Everyone in the north, bandits included, Batista had a free bar here. Thus, he sponsored the great assassins of Latin American history (Conrado Carratalá, Pilar García, the Salas Cañizares brothers -Rafael, Juan and José María- and Esteban Ventura Novo) and cohorts of criminals to defend his sinister political structure.
They were “men of base instincts, born criminals, beasts carrying all the ancestral atavisms dressed in human form”, to put it in Fidel’s words, who put the nation on edge and, especially, its youth, who died with their eyes gouged out, without nails, their testicles burst or raped, in barracks, ditches, wastelands, rivers, seas.
In his reign of “blood and plunder” -terms used by journalist Enrique de la Osa-, corruption surpassed all historical standards of a nation already expert in the matter. Batista, by himself, raised his presidential salary from 26,400 to 144,000 dollars, even higher than that of U.S. President Truman, whose salary was around 100,000 dollars.
However, a large part of the Cuban population was unemployed, while the majority of the peasants lived in huts with guano roofs [guano is the excrement of seabirds and bats] and dirt floors, with no sanitary services or running water. Meanwhile, 90% had no electricity.

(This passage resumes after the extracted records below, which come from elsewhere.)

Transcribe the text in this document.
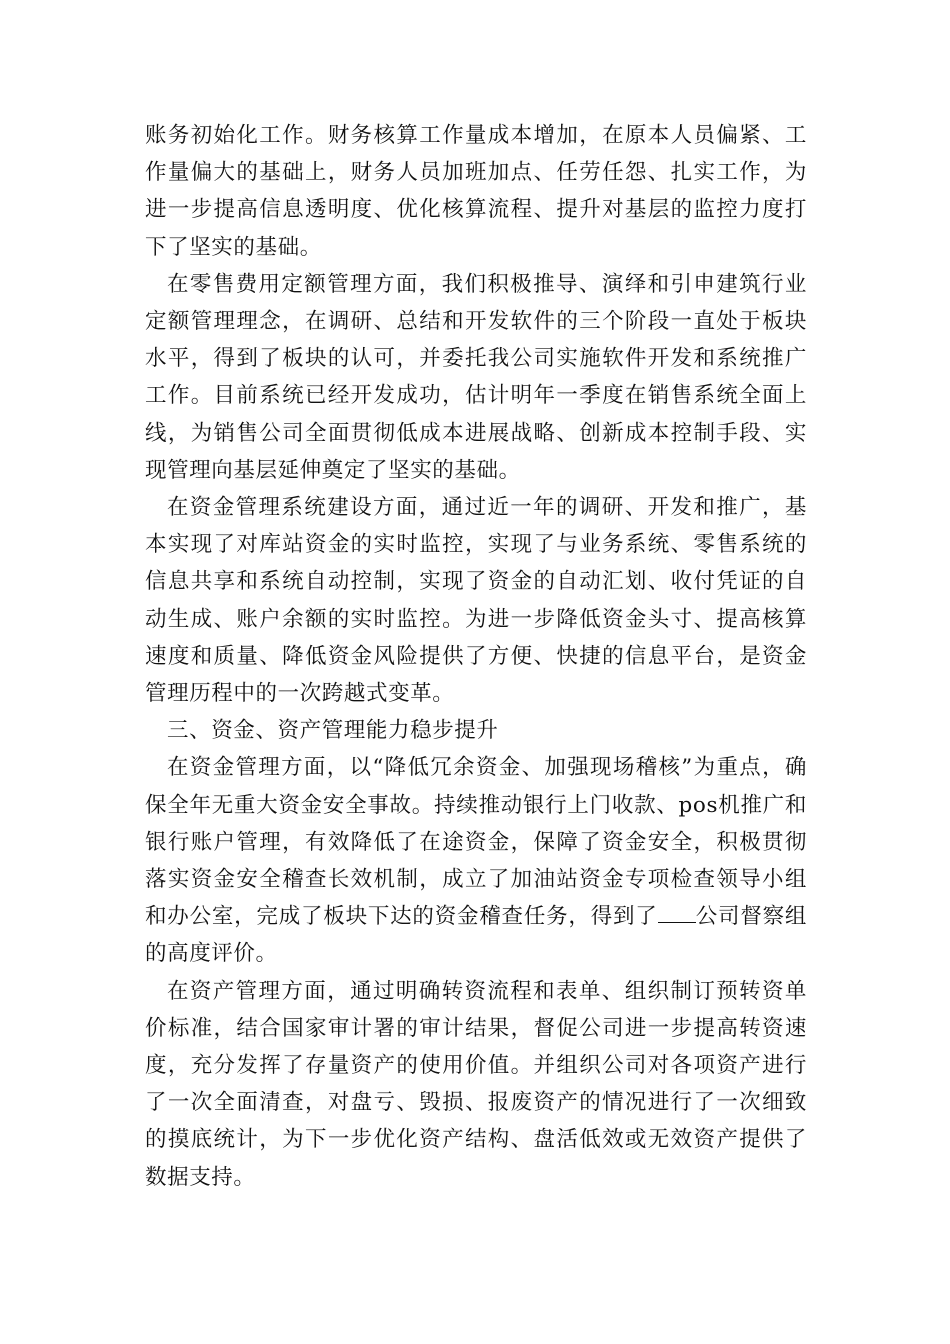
账务初始化工作。财务核算工作量成本增加，在原本人员偏紧、工作量偏大的基础上，财务人员加班加点、任劳任怨、扎实工作，为进一步提高信息透明度、优化核算流程、提升对基层的监控力度打下了坚实的基础。

在零售费用定额管理方面，我们积极推导、演绎和引申建筑行业定额管理理念，在调研、总结和开发软件的三个阶段一直处于板块水平，得到了板块的认可，并委托我公司实施软件开发和系统推广工作。目前系统已经开发成功，估计明年一季度在销售系统全面上线，为销售公司全面贯彻低成本进展战略、创新成本控制手段、实现管理向基层延伸奠定了坚实的基础。

在资金管理系统建设方面，通过近一年的调研、开发和推广，基本实现了对库站资金的实时监控，实现了与业务系统、零售系统的信息共享和系统自动控制，实现了资金的自动汇划、收付凭证的自动生成、账户余额的实时监控。为进一步降低资金头寸、提高核算速度和质量、降低资金风险提供了方便、快捷的信息平台，是资金管理历程中的一次跨越式变革。

三、资金、资产管理能力稳步提升

在资金管理方面，以“降低冗余资金、加强现场稽核”为重点，确保全年无重大资金安全事故。持续推动银行上门收款、pos机推广和银行账户管理，有效降低了在途资金，保障了资金安全，积极贯彻落实资金安全稽查长效机制，成立了加油站资金专项检查领导小组和办公室，完成了板块下达的资金稽查任务，得到了 公司督察组的高度评价。

在资产管理方面，通过明确转资流程和表单、组织制订预转资单价标准，结合国家审计署的审计结果，督促公司进一步提高转资速度，充分发挥了存量资产的使用价值。并组织公司对各项资产进行了一次全面清查，对盘亏、毁损、报废资产的情况进行了一次细致的摸底统计，为下一步优化资产结构、盘活低效或无效资产提供了数据支持。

As the French professor, Salim Lamrani states in his essay 50 truths about the Fulgencio Batista dictatorship in Cuba, the English economist Dudley Seers wrote that the situation in 1958 was intolerable: “in the countryside, social conditions were appalling. About a third of the nation lived in squalor (…) living in barracks, usually without electricity or latrines, victims of parasitic diseases and did not benefit from a health service.
“They were denied education (their children went to school for a year at the most). The situation of the precarious, installed in temporary shacks on collective lands, was particularly difficult (…). A significant proportion of the urban population was also very miserable”.
Arthur M. Schlesinger, Jr., personal advisor to President John F. Kennedy, wrote: “I loved Havana and was horrified by the way this lovely city was unfortunately transformed into a great casino and whorehouse for American businessmen (…). One wondered how Cubans – seeing this reality – could regard the U.S. in any other way than with hatred”.
This was the Cuba of misery, blood and terror imposed by Batista, the “beatific” president they now want to sell us from Florida. Just the thought of such a past redoubles our strength in the struggle to never go back to such a desolate scenario.